2nd Edition of Diabetes and Endocrinology World Conference 2026

Speakers - DEWC2026

Gouri Oram - Diabetes and Endocrinology World Conference, Singapore

Gouri Oram

Gouri Oram

  • Designation: VSS Institute of Medical Sciences & Research, India
  • Country: India
  • Title: Conscience Of Obesity – The Challenges in the Modern Era

Abstract

Obesity, a heterogenous serious condition leading to multiple adverse health outcomes causing human suffering i.e, hypertension, heart failure, dyslipidemia, diabetes, non-alcoholic fatty liver disease, gallstones, reflux esophagitis, polycystic ovarian syndrome, sleep apnea, osteoarthritis, gout, stroke, dementia, cancers. Worse outcome, if infected by SARS-CoV-2. Waist circumference (WC), a measure of abdominal obesity, is a risk of CVD, independent of body mass index (BMI). Overweight (BMI:25.0-29.9kg/m2) has increased disease risk, Obesity, (Class I, BMI:30.0-34.9kg/m2), has high, Class II (35.0-39.9kg/m2), very high, Class III (Extreme obesity, BMI≥40kg/m2) has extremely high disease risk. Lifestyle changes lead to weight loss, reduces systemic inflammation and endothelial dysfunction. An inverse relationship between obesity and the progression of established CVD – a phenomenon known as “the obesity paradox”, explained by the malnutrition/inflammation complex syndrome (MICS) and endotoxin/ lipopolysaccharide hypothesis.

Liraglutide (GLP-1) analogue with 97% homology to human GLP-1, approved for the treatment of DM (T2) with 1.8mg once daily.
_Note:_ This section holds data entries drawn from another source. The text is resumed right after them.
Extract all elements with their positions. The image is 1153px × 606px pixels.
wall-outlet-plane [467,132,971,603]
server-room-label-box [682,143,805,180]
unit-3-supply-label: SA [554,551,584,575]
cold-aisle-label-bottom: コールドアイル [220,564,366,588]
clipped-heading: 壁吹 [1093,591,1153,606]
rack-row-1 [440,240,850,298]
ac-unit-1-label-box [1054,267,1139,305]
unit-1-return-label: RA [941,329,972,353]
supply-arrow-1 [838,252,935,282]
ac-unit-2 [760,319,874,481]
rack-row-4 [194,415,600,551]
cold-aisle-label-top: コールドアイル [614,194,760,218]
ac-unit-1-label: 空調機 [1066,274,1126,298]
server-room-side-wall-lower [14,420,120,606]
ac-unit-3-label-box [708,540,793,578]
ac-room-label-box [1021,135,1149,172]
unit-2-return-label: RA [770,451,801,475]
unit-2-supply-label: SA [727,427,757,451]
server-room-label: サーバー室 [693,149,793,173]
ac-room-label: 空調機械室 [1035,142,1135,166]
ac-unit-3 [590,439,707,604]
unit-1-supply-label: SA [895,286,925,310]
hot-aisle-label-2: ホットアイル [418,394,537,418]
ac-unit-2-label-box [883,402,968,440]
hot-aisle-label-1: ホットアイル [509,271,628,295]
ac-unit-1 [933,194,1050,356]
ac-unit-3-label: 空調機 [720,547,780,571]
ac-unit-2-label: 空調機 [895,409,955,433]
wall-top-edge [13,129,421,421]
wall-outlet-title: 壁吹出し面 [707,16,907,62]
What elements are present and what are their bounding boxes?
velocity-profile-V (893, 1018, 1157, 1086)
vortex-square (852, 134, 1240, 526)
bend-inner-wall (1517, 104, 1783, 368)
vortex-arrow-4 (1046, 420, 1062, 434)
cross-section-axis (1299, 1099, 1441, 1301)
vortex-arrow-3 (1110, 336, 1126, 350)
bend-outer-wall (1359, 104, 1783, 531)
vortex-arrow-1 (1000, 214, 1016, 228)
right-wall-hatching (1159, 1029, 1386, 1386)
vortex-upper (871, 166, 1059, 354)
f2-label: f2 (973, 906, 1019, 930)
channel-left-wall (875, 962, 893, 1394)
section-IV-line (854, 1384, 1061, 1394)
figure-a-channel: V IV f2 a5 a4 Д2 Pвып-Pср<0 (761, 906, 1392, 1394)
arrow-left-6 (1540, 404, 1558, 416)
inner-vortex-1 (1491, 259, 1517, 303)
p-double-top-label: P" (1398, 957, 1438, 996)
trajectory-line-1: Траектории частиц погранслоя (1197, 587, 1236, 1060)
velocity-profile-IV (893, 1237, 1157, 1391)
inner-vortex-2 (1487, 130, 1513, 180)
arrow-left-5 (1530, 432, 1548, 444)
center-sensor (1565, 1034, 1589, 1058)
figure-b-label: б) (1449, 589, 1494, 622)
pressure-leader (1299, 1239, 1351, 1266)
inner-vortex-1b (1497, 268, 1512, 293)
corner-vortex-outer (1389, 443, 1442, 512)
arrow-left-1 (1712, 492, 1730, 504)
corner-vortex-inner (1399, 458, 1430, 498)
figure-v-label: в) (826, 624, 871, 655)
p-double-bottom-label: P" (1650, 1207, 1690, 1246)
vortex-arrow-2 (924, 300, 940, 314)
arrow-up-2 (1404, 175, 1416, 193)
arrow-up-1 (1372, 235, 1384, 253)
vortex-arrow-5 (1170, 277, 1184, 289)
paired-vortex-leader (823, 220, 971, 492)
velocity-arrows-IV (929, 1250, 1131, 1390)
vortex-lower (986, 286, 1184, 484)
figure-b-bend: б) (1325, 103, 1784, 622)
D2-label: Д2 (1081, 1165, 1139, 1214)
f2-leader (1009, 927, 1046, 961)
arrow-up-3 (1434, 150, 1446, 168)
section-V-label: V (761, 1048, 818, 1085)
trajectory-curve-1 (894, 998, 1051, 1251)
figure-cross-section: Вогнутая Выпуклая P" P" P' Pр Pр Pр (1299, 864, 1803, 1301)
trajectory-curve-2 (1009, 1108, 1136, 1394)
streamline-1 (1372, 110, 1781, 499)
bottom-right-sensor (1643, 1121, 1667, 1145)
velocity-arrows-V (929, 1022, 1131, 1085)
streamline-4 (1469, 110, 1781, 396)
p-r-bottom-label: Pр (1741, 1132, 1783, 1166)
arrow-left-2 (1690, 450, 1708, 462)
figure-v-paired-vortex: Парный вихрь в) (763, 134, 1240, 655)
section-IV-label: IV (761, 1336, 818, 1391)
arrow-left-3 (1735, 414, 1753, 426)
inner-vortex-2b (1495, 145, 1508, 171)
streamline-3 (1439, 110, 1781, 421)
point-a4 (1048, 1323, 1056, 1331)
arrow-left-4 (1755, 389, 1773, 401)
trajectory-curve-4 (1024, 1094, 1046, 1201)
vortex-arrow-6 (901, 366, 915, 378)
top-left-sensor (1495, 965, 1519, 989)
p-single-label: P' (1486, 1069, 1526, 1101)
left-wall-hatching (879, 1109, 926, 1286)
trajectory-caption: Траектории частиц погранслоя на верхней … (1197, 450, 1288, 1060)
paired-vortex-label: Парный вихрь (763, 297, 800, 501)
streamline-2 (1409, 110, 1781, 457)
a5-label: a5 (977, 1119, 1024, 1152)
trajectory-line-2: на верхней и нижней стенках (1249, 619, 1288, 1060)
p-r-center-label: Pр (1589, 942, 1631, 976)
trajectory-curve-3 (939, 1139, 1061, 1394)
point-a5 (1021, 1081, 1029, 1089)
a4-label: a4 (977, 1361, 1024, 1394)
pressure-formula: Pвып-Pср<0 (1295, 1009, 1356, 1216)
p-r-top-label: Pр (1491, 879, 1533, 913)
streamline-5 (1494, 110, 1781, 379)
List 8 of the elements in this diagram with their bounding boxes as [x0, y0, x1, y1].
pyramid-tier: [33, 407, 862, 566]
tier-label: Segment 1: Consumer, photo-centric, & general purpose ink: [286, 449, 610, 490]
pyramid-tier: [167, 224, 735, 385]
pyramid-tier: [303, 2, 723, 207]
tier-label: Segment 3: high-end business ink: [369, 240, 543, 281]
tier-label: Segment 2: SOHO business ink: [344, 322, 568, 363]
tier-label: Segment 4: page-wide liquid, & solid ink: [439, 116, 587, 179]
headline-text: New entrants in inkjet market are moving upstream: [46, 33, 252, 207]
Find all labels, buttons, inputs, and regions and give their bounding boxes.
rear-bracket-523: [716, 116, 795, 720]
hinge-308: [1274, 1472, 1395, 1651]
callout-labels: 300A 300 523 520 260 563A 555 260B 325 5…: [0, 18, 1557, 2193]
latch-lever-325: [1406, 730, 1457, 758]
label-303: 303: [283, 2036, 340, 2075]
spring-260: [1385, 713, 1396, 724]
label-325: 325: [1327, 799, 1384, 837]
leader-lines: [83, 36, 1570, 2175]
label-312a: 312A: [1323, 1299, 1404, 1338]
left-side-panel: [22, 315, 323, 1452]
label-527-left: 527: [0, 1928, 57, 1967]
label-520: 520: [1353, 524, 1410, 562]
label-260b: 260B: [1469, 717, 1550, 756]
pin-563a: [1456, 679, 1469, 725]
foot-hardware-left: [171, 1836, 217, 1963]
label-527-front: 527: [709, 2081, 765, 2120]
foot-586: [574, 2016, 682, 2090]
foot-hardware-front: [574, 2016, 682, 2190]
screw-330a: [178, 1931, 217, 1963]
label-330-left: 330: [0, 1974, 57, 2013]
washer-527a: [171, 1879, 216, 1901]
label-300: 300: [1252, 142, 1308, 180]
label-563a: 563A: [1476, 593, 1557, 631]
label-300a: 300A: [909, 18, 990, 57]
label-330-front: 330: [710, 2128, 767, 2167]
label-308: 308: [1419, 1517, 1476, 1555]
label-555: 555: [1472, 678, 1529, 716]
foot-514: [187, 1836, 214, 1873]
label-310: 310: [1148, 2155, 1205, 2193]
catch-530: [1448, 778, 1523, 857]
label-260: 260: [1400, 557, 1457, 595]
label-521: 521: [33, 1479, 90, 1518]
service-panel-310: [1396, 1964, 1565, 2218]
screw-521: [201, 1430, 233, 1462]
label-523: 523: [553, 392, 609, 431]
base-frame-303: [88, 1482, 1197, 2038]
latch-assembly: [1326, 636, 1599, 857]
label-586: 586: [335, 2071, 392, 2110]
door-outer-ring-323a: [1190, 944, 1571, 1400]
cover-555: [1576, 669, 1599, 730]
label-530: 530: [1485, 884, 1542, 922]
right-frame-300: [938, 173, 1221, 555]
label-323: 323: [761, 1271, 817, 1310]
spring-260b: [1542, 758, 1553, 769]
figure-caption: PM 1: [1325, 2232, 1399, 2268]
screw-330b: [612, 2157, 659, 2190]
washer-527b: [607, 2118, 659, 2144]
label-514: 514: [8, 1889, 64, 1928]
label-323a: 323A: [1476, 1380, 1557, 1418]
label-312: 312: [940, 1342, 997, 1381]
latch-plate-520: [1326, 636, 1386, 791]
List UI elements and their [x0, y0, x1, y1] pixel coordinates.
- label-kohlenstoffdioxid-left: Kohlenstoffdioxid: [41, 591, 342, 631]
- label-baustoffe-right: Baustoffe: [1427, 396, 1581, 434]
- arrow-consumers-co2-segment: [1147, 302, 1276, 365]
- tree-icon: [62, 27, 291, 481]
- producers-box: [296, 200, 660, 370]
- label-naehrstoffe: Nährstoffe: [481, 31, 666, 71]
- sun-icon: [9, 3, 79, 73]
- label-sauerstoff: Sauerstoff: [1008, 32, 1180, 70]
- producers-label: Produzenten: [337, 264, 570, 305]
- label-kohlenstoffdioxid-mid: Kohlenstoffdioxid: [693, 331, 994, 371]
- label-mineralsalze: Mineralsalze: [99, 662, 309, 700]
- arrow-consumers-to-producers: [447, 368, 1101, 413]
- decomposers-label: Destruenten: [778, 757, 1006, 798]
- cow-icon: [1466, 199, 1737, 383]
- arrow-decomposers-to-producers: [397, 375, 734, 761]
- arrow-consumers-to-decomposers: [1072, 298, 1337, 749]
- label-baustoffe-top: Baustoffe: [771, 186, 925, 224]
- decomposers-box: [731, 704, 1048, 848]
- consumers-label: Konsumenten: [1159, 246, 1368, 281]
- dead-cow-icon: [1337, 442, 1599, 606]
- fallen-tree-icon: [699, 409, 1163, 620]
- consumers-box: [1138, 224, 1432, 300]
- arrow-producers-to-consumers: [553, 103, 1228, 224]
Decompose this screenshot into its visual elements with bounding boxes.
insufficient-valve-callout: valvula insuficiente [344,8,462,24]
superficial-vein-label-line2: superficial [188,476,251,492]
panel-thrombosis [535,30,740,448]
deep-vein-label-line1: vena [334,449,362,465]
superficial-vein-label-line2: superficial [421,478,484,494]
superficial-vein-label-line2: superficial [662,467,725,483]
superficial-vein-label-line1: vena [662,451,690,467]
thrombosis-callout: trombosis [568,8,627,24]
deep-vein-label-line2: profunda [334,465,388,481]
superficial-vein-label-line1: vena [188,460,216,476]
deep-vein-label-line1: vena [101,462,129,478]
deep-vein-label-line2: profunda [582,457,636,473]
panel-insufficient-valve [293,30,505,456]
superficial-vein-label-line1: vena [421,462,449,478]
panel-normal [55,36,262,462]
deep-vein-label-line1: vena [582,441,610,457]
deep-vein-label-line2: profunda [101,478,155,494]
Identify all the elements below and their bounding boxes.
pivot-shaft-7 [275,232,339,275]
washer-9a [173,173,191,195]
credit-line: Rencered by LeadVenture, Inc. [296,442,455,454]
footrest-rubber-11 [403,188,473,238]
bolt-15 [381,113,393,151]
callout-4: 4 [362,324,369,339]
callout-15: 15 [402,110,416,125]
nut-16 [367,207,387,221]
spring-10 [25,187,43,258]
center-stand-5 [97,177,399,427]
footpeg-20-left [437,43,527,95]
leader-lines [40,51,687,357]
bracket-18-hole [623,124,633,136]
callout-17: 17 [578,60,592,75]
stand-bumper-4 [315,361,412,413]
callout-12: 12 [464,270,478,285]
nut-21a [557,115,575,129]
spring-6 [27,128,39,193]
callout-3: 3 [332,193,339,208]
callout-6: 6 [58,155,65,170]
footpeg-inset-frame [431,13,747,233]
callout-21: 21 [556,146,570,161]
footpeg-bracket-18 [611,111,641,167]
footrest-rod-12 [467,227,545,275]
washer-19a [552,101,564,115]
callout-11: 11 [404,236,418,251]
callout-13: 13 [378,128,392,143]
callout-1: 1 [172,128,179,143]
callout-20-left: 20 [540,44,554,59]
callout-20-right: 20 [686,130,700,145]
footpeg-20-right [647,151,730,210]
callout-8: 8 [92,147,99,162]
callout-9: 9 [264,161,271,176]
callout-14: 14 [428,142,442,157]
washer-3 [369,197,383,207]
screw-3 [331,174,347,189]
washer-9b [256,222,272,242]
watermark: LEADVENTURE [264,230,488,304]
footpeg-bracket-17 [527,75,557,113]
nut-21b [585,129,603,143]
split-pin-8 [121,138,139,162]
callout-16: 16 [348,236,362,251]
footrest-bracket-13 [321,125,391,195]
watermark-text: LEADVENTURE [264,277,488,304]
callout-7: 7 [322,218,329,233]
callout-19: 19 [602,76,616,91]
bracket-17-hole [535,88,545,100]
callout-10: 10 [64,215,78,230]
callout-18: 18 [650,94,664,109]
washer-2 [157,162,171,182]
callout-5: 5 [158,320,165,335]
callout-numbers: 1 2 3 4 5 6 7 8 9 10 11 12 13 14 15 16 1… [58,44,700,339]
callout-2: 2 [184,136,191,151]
In addition to its effect as an incretin hormone (glucose -induced insulin secretion), inhibits both gastric emptying, glucagon secretion and stimulates GLP-1 receptors in the arcuate nucleus of the hypothalamus to reduce feeding. Responsive target weight loss (4%). Tirzepatide, a glucose-dependent insulinotropic polypeptide (GIP)/glucagon like peptide-1(GLP-1) dual agonist, showed 22.5% weight loss in people with/without obesity, lowers inflammation, endothelial damage, improves blood vessel health. 10-20% reduction of body weight helps restore β-cell function. Patient appears lean, carry high levels of visceral fat, develop insulin resistance early “thin –fat” phenotype.

Dr David Barker, first conceptualized, Adult metabolic disease could have foetal origins. Irrevocable changes in metabolism, physiology, endocrine factors occur in low birth weight (LBW) babies in utero, leading to hypertension, diabetes, large for gestational age baby (LGA), obese, heart disease in adulthood, the “thrifty gene hypothesis”. Abundance of food after birth in (LBW) babies, “catch-up” growth, merits attention, is detrimental. Bisphenol (lipophilc) stored in adipose tissue, found in food additives used in processing, storage, transport, to increase shelf life. American College of Cardiology/American Heart Association/The Obesity Society (ACC/AHA/TOS), recommends routine waist circumference measurement, height, weight, to identify visceral obesity. Physical activity must be encouraged since childhood, better foetal outcome in pregnant women. For PCOS, weight loss is the mainstay. Bariatric surgery, advised in women BMI ≥40, with diabetes BMI ≥35. Insulin, sulphonylureas, glitazones are to be avoided, as they cause weight gain. Metformin, GLP1 analogues (liraglutide), SGLT2 inhibitors, cause weight loss. DPP IV inhibitors are weight neutral.

Aerobic exercise (150 min of moderate-intensity or 75 min of vigorous-intensity, spread throughout the week), improves oxygen uptake, quality of life. Dietary counselling as selected goals are SMART (specific, measurable, agreed upon, realistic, timely). Dietary restriction of macronutrients, low-fat, low carbohydrate diet, vegetarian diet. Meal replacements results in 7-8% weight loss. Intermittent fasting (IF), an alternative to traditional continuous calorie restriction (CR) for weight management and metabolic health. Method:16/8 (restrict food intake to an 8-hour window, fast for remaining 16-hours), reduces body weight, visceral fat, enhances insulin sensitivity, improve dyslipidemia, hormone regulation, improves glucose metabolism, reduces fasting insulin concentrations by 20-30%, HbA1c levels by 0.4-0.9% or prediabetes, reduces blood pressure (systolic 3-8 mmHg, diastolic by 2-7 mmHg), linked to decrease in LDL cholesterol (10-15%), triglyceride (10-25%). Positive impact and prevention of cancer, by reducing preneoplastic lesions (40-60%). Significantly alters gut microbiota, favors sleep. Fasting, mitigates the effects of aging by reducing oxidative stress.